I'm currently a research assistant to Prof. Karan Mehta in the Photonics and Quantum Electronics
Group at Cornell.
My research centers on investigating high-coherence control methods for trapped-ion
quantum information processing devices.
There are experimental and computational aspects to my work.
My experimental work currently involves setting up a fiber noise
cancelation system for the 729nm
laser system used for ion qubit addressing. Drawing upon on the
method outlined in Ma et. al. (1994), I led the layout and implementation of the beam path, and
created the bill of materials for the overall system.
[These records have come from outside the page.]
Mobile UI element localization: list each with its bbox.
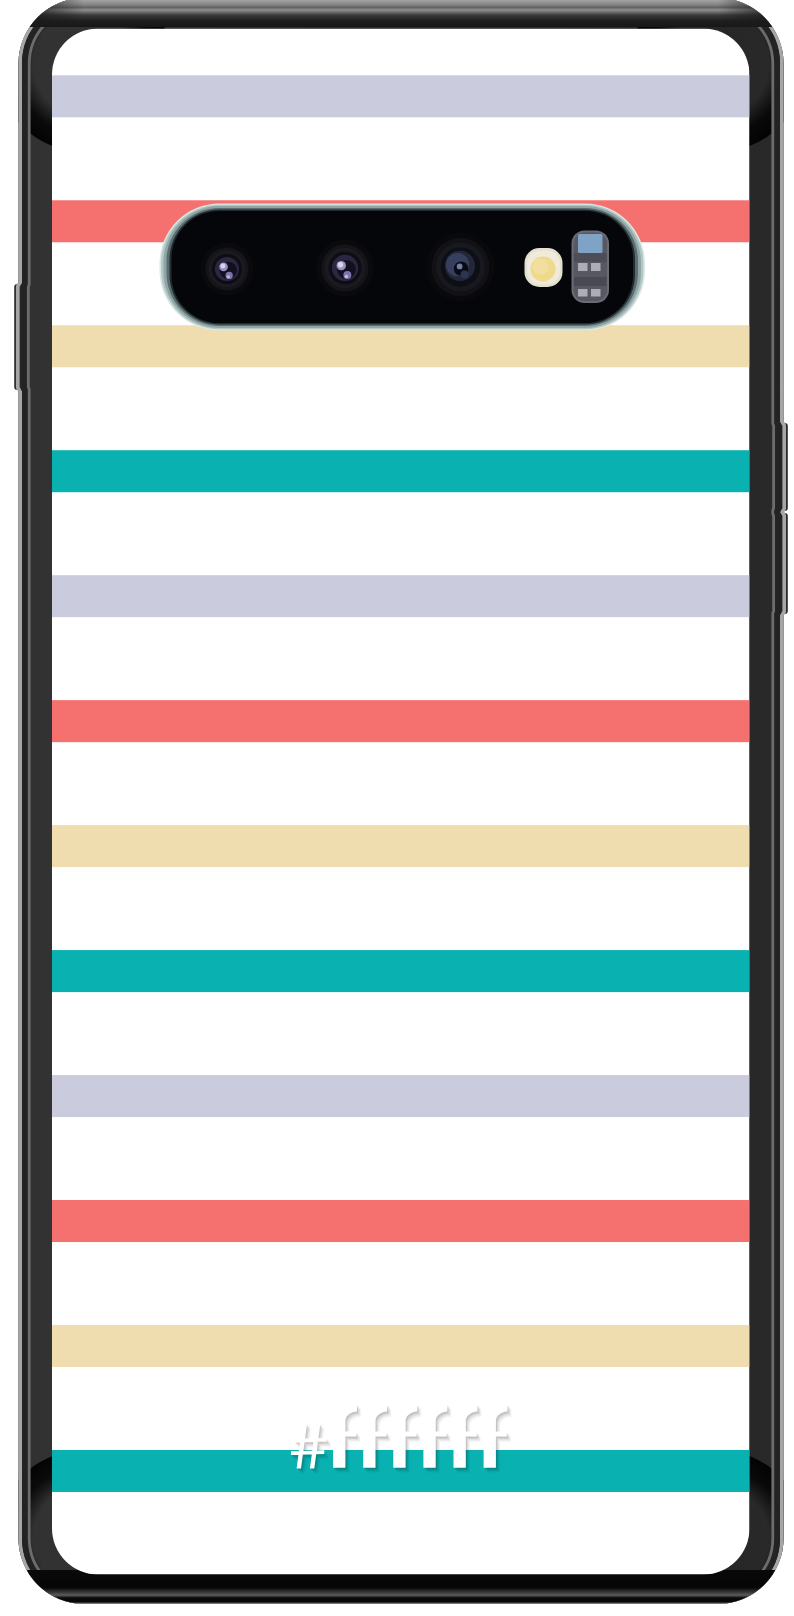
button[interactable]: Samsung Galaxy S10 phone case, white str… xyxy=(0,0,794,1616)
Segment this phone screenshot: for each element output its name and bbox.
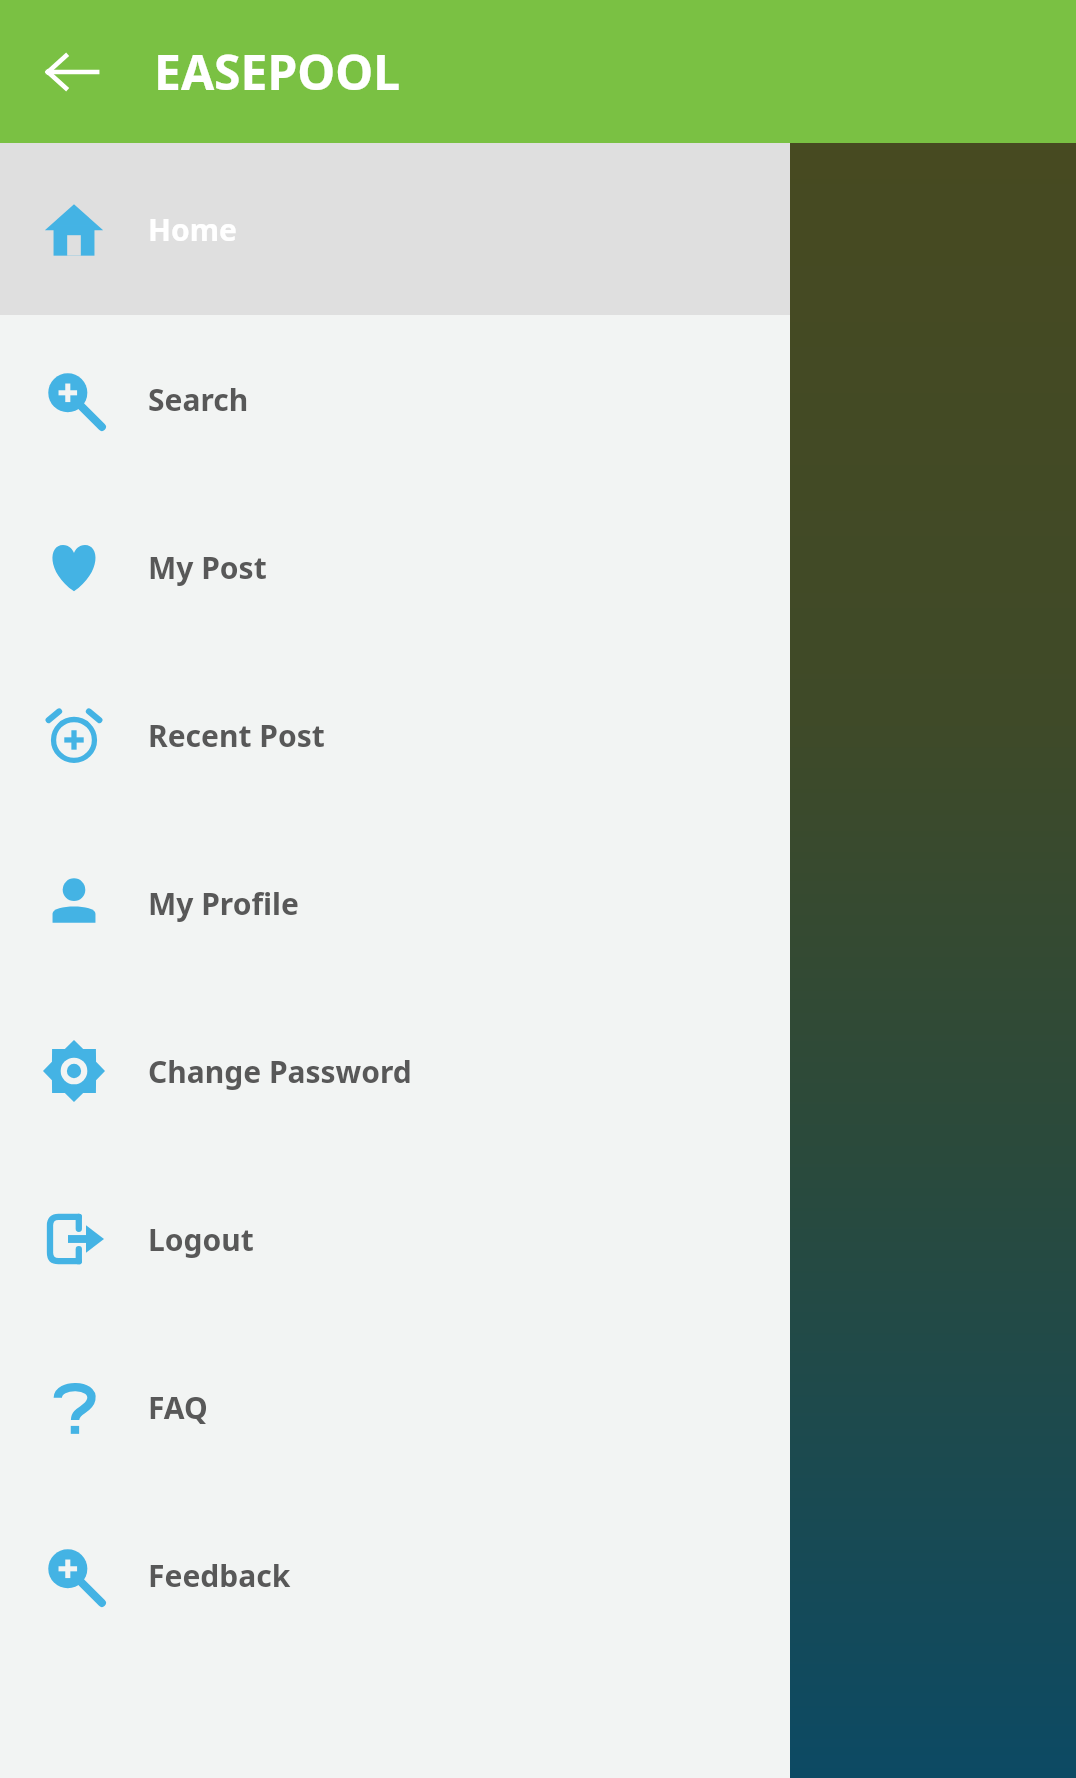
button[interactable]: Back	[34, 34, 110, 110]
staticText: Logout	[148, 1219, 254, 1260]
staticText: FAQ	[148, 1387, 208, 1428]
staticText: Feedback	[148, 1555, 291, 1596]
button[interactable]: Logout	[0, 1155, 790, 1323]
button[interactable]: My Post	[0, 483, 790, 651]
button[interactable]: FAQ	[0, 1323, 790, 1491]
button[interactable]: Search	[0, 315, 790, 483]
staticText: Search	[148, 379, 249, 420]
staticText: Home	[148, 209, 237, 250]
staticText: EASEPOOL	[154, 39, 401, 104]
button[interactable]: Feedback	[0, 1491, 790, 1659]
button[interactable]: Change Password	[0, 987, 790, 1155]
button[interactable]: My Profile	[0, 819, 790, 987]
staticText: My Post	[148, 547, 267, 588]
staticText: Change Password	[148, 1051, 412, 1092]
button[interactable]: Recent Post	[0, 651, 790, 819]
staticText: Recent Post	[148, 715, 325, 756]
staticText: My Profile	[148, 883, 299, 924]
button[interactable]: Home	[0, 143, 790, 315]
Working with PhD candidate Hamim Mahmud Rivy, I gained a strong background in using experimental
optics equipment, laser beam alignment techniques, and foundational photonics principles.
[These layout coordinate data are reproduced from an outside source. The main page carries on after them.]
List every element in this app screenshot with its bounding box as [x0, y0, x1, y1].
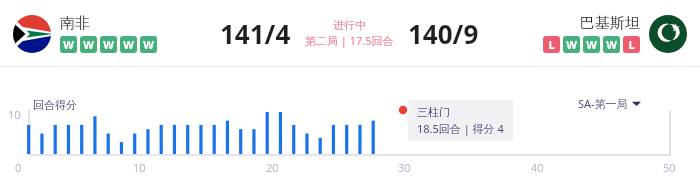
staticText: W: [606, 37, 617, 52]
other: South Africa: [13, 15, 51, 53]
staticText: W: [83, 37, 94, 52]
button[interactable]: W: [80, 36, 97, 53]
button[interactable]: W: [603, 36, 620, 53]
staticText: 10: [133, 160, 146, 175]
button[interactable]: W: [120, 36, 137, 53]
button[interactable]: South Africa: [13, 14, 220, 53]
staticText: W: [103, 37, 114, 52]
staticText: 40: [531, 160, 544, 175]
button[interactable]: W: [140, 36, 157, 53]
staticText: 20: [266, 160, 279, 175]
staticText: 南非: [60, 14, 90, 33]
button[interactable]: W: [563, 36, 580, 53]
staticText: 10: [8, 107, 21, 122]
staticText: SA-第一局: [578, 96, 628, 111]
staticText: W: [586, 37, 597, 52]
staticText: W: [123, 37, 134, 52]
staticText: L: [628, 37, 635, 52]
button[interactable]: 巴基斯坦: [479, 14, 687, 53]
button[interactable]: W: [60, 36, 77, 53]
staticText: 140/9: [408, 16, 479, 51]
button[interactable]: L: [623, 36, 640, 53]
button[interactable]: SA-第一局: [578, 96, 641, 111]
staticText: 141/4: [220, 16, 291, 51]
staticText: 第二局 | 17.5回合: [305, 33, 394, 48]
staticText: W: [566, 37, 577, 52]
other: Select innings: [632, 99, 641, 108]
staticText: 三柱门: [417, 105, 450, 119]
staticText: 50: [663, 160, 676, 175]
staticText: L: [548, 37, 555, 52]
staticText: W: [143, 37, 154, 52]
staticText: W: [63, 37, 74, 52]
staticText: 18.5回合 | 得分 4: [417, 121, 504, 136]
staticText: 进行中: [333, 18, 366, 32]
staticText: 回合得分: [33, 98, 77, 112]
button[interactable]: W: [100, 36, 117, 53]
staticText: 巴基斯坦: [580, 14, 640, 33]
staticText: 30: [398, 160, 411, 175]
staticText: 0: [15, 160, 22, 175]
button[interactable]: L: [543, 36, 560, 53]
button[interactable]: W: [583, 36, 600, 53]
other: Pakistan: [649, 15, 687, 53]
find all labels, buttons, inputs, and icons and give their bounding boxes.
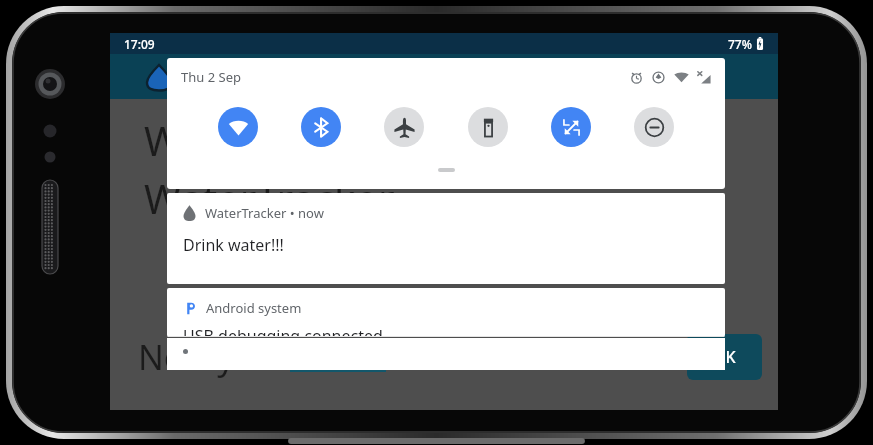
button[interactable]: Bluetooth (301, 107, 341, 147)
button[interactable]: WaterTracker • now (167, 193, 725, 284)
staticText: 77% (728, 36, 752, 52)
staticText: Thu 2 Sep (181, 68, 241, 86)
staticText: Drink water!!! (183, 234, 284, 256)
staticText: 17:09 (124, 36, 155, 52)
staticText: Welcome to WaterTracking (144, 113, 648, 167)
staticText: WaterTracker (144, 171, 395, 225)
staticText: Notify me (138, 334, 295, 380)
button[interactable]: Wi-Fi (218, 107, 258, 147)
button[interactable]: Auto-rotate (551, 107, 591, 147)
button[interactable]: Do not disturb (634, 107, 674, 147)
button[interactable]: Flashlight (468, 107, 508, 147)
staticText: USB debugging connected (183, 325, 383, 337)
button[interactable]: Android system (167, 288, 725, 337)
staticText: WaterTracker • now (205, 204, 324, 222)
button[interactable]: OK (687, 334, 762, 380)
button[interactable] (167, 338, 725, 370)
staticText: OK (713, 346, 736, 368)
staticText: Android system (206, 299, 302, 317)
button[interactable]: Airplane mode (384, 107, 424, 147)
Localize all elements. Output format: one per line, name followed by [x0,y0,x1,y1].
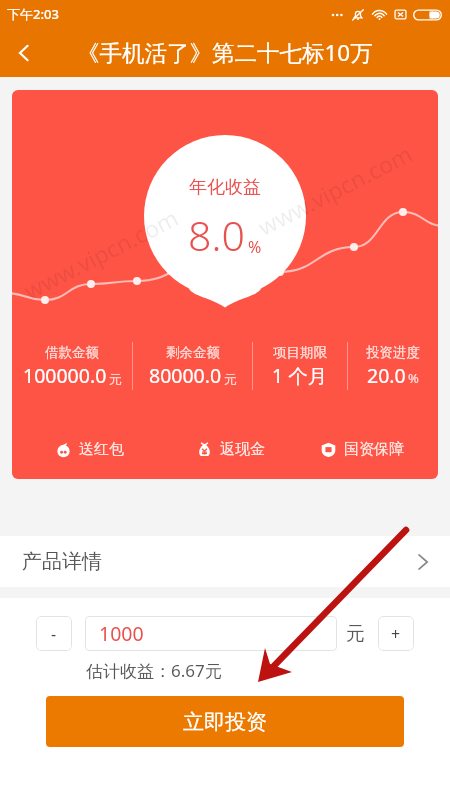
staticText: 80000.0 [149,362,222,389]
staticText: 1 个月 [272,362,328,389]
staticText: 剩余金额 [166,344,220,361]
staticText: 1000 [99,620,144,647]
staticText: 立即投资 [183,709,267,735]
staticText: 元 [109,371,122,387]
button[interactable]: 国资保障 [320,440,404,459]
staticText: 100000.0 [23,362,107,389]
staticText: % [408,369,419,387]
staticText: www.vipcn.com [18,201,184,306]
staticText: 投资进度 [366,344,420,361]
staticText: 送红包 [79,440,124,459]
staticText: www.vipcn.com [252,137,418,242]
staticText: 估计收益：6.67元 [86,659,450,682]
staticText: 返现金 [220,440,265,459]
staticText: 《手机活了》第二十七标10万 [77,37,373,68]
staticText: 下午2:03 [7,5,59,23]
button[interactable]: Back [0,29,48,77]
button[interactable]: 1000 [85,616,337,651]
staticText: 元 [224,371,237,387]
staticText: 8.0 [188,207,245,263]
staticText: + [391,623,401,645]
button[interactable]: 送红包 [55,440,124,459]
button[interactable]: 返现金 [196,440,265,459]
staticText: 20.0 [367,362,406,389]
staticText: 项目期限 [273,344,327,361]
button[interactable]: Decrease [36,616,72,651]
staticText: 年化收益 [189,176,261,199]
button[interactable]: 产品详情 [0,536,450,587]
staticText: % [248,236,262,258]
button[interactable]: 立即投资 [46,696,404,747]
staticText: 产品详情 [22,549,102,574]
button[interactable]: Increase [378,616,414,651]
staticText: 元 [346,622,365,645]
staticText: 借款金额 [45,344,99,361]
staticText: 国资保障 [344,440,404,459]
staticText: - [51,623,57,645]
My computational research involves simulating systems for
high-coherence ion qubit manipulation. During the summer of 2023, I developed a novel algorithm
to
optimize permanent magnet shapes for
high-uniformity magnetic field generation. These high-uniformity
magnetic fields would be integral
for ensuring stable Zeeman level splitting in ions at different regions of the ion trap, thus
mitigating ion qubit dephasing. Implemented in Python, my algorithm was able to optimize magnet
geometries to result in a
1000x improvement in field uniformity over existing designs, suggesting that there
could
be significant benefits in using these optimized geometries to improve ion qubit coherence.
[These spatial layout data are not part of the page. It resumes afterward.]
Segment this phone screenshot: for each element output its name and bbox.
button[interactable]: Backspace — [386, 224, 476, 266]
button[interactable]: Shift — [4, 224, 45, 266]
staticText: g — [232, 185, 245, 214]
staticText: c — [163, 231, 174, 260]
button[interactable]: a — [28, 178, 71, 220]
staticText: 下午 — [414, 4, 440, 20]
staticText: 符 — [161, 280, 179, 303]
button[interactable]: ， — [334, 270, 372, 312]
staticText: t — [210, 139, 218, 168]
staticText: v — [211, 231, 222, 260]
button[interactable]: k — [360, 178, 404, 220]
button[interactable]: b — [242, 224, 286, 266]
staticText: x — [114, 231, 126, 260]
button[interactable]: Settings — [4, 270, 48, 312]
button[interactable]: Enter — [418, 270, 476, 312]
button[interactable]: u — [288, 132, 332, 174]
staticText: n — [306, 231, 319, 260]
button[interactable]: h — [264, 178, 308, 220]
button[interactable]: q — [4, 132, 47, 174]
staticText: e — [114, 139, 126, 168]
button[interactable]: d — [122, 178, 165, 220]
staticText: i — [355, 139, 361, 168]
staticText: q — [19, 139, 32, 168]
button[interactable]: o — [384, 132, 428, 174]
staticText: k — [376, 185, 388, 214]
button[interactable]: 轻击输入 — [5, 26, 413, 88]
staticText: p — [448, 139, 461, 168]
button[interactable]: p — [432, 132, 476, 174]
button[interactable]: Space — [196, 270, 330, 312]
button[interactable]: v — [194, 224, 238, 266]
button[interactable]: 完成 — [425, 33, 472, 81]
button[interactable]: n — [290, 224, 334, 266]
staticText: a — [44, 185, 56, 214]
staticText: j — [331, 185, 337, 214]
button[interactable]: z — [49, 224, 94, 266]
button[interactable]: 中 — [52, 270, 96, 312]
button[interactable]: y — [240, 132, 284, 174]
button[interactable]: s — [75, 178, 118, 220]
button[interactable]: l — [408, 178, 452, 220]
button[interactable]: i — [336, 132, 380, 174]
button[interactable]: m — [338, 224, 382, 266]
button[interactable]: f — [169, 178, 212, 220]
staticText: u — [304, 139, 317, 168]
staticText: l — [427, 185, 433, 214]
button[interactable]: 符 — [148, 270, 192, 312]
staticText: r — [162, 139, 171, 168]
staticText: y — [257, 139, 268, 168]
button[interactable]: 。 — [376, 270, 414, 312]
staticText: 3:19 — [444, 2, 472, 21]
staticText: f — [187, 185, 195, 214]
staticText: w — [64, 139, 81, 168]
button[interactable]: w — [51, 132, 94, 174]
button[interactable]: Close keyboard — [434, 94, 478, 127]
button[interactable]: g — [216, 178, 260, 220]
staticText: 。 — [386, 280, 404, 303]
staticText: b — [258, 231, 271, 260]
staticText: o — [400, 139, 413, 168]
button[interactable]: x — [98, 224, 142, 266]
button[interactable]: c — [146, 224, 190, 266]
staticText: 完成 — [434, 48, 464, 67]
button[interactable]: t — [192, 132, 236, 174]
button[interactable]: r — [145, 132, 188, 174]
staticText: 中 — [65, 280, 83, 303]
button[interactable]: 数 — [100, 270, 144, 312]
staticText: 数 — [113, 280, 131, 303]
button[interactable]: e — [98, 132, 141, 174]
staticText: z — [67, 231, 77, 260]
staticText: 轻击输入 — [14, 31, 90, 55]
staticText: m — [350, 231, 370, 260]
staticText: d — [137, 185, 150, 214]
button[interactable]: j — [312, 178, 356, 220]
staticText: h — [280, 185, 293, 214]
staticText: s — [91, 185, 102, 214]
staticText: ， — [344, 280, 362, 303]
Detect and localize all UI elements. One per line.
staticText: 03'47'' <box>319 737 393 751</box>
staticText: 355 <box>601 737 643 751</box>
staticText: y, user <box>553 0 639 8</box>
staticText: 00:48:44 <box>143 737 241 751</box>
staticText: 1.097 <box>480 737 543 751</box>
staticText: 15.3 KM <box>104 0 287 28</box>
I am also working on numerically simulating surface electrode trap potentials for ion
confinement. I
first characterized the ion trap electrodes in Python, determining
the
spatial electric
potential distribution due to a unit voltage applied to each electrode. This is based on a
method
based on Allcock et. al. (2011). Following that, I generated different basis voltage sets for
different trapping potential configurations, i.e. axial, tilt, y-compensation. I am currently
working to optimize the trap depth of the total trapping potential seen by the ion.
Developed machine learning-integrated embedded systems for human
activity
recognition to improve
safety of at-risk persons. Collected and characterized movement data for a variety
of activities
(e.g. sitting, walking, climbing stairs) using embedded networked sensors. Designed and trained
self-designed Tensorflow LSTM deep neural networks and support vector machines (SVMs) on
processed
data to categorize activities using real-time sensor inputs with accuracy >97%.
Presented project at finals of the Singapore Science and Engineering Fair 2018.